La loi du 23 février 2005 a pour but d’apporter à une composante de la communauté nationale qui fait trop souvent l’objet d’agressions et d’insultes une protection dont les propos de M. Frêche confirment le caractère indispensable. Le procureur général près la cour d’appel de Montpellier examine les qualifications pénales pouvant être retenues et fait vérifier la teneur exacte des propos litigieux. Les premiers éléments qui m’ont été communiqués confirment qu’il y a bien eu infraction et que l’action publique peut être déclenchée rapidement. Pour le reste, il appartient à chaque citoyen d’apprécier ce qu’il convient de penser de l’auteur de tels propos. (Applaudissements sur divers bancs du groupe de l’Union pour un mouvement populaire et sur quelques bancs du groupe Union pour la démocratie française.)

M. Henri Emmanuelli. Exactement !

crise viticole
dans le Languedoc-Roussillon

M. le président. La parole est à M. Robert Lecou, pour le groupe UMP.

M. Robert Lecou. Si la région Languedoc-Roussillon a honte de son président, elle est fière de son vignoble. (Applaudissements sur quelques bancs du groupe de l’Union pour un mouvement populaire. – Murmures sur les bancs du groupe socialiste.)

M. Bernard Roman. La liaison est douteuse !

M. Jean Glavany. Le populisme n’a plus de limites !

M. Robert Lecou. Monsieur le ministre de l’agriculture et de la pêche, le plus grand vignoble de France, celui du Languedoc-Rousillon, traverse une grave crise, alors même que, dans le passé, on avait demandé à des femmes et des hommes pétris de culture et de civilisation de se remettre totalement en cause pour proposer un autre produit, domaine dans lequel ils ont réalisé des progrès considérables.

Aujourd’hui, la crise est là et, avec elle, des situations dramatiques pour des vignerons qui ont investi, qui se sont endettés et qui n’arrivent plus à vendre leur vin.
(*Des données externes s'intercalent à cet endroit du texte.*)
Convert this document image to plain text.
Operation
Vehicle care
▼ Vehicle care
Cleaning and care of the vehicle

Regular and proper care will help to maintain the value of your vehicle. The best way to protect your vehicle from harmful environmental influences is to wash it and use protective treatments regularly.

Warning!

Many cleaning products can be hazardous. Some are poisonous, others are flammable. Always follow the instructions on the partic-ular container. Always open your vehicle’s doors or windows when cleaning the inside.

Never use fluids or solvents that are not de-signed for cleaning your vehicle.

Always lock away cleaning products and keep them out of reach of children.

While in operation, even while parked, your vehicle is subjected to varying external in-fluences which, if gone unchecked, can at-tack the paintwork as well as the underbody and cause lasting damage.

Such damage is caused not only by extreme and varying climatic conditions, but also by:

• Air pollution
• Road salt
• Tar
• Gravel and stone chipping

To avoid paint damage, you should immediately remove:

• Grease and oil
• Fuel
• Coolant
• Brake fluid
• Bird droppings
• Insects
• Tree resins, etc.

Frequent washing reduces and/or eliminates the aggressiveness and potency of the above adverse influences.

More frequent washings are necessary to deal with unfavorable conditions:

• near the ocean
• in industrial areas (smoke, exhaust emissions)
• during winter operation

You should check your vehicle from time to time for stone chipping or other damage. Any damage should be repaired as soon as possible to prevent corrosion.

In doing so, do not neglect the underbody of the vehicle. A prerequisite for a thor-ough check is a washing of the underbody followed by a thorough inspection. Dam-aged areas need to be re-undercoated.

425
Dépôts de bilan et RMI étaient jusqu’alors des mots inconnus des vignerons ; aujourd’hui, ceux-ci les entendent résonner, non sans continuer fièrement à entretenir leurs vignes.

Nous devons partager la légitime inquiétude de ces femmes et de ces hommes qui ont manifesté dignement, en grand nombre, le 15 février dernier. Les pouvoirs publics ont été interpellés. Ils ne sont pas seuls à devoir se mobiliser face à une crise économique dont les causes sont complexes – surproduction, adaptation à la demande du marché, concurrence de pays émergents, réglementation et mode de distribution – et qui nécessite une action unifiée de l’ensemble des acteurs concernés par l’économie viticole de notre territoire.

Si nous sommes tous sensibles à cette mutation du vignoble languedocien, il appartient aux pouvoirs publics de mettre rapidement en œuvre des mesures spécifiques et ambitieuses, comme ils ont su le faire autrefois pour d’autres secteurs sinistrés, notamment la sidérurgie lorraine. Dans ce contexte, monsieur le ministre, j’en appelle à l’unité et à la fédération des volontés.

Je vous pose deux questions.

Devant le marché mondial qui s’ouvre, les vins français ont besoin d’une démarche de marketing permettant leur meilleure identification, ainsi qu’une mobilisation autour d’un message commercial puissant et efficace. Le salon Vinisud qui s’est tenu la semaine dernière à Montpellier a prouvé la qualité du vin du Languedoc-Roussillon maintenant fédéré sous le label « Sud de France ». Dans ce contexte, avec l’aide de Mme la ministre déléguée au commerce extérieur, ne peut-on engager pour cette filière une démarche de promotion et de communication qui l’aiderait à trouver de nouveaux débouchés ?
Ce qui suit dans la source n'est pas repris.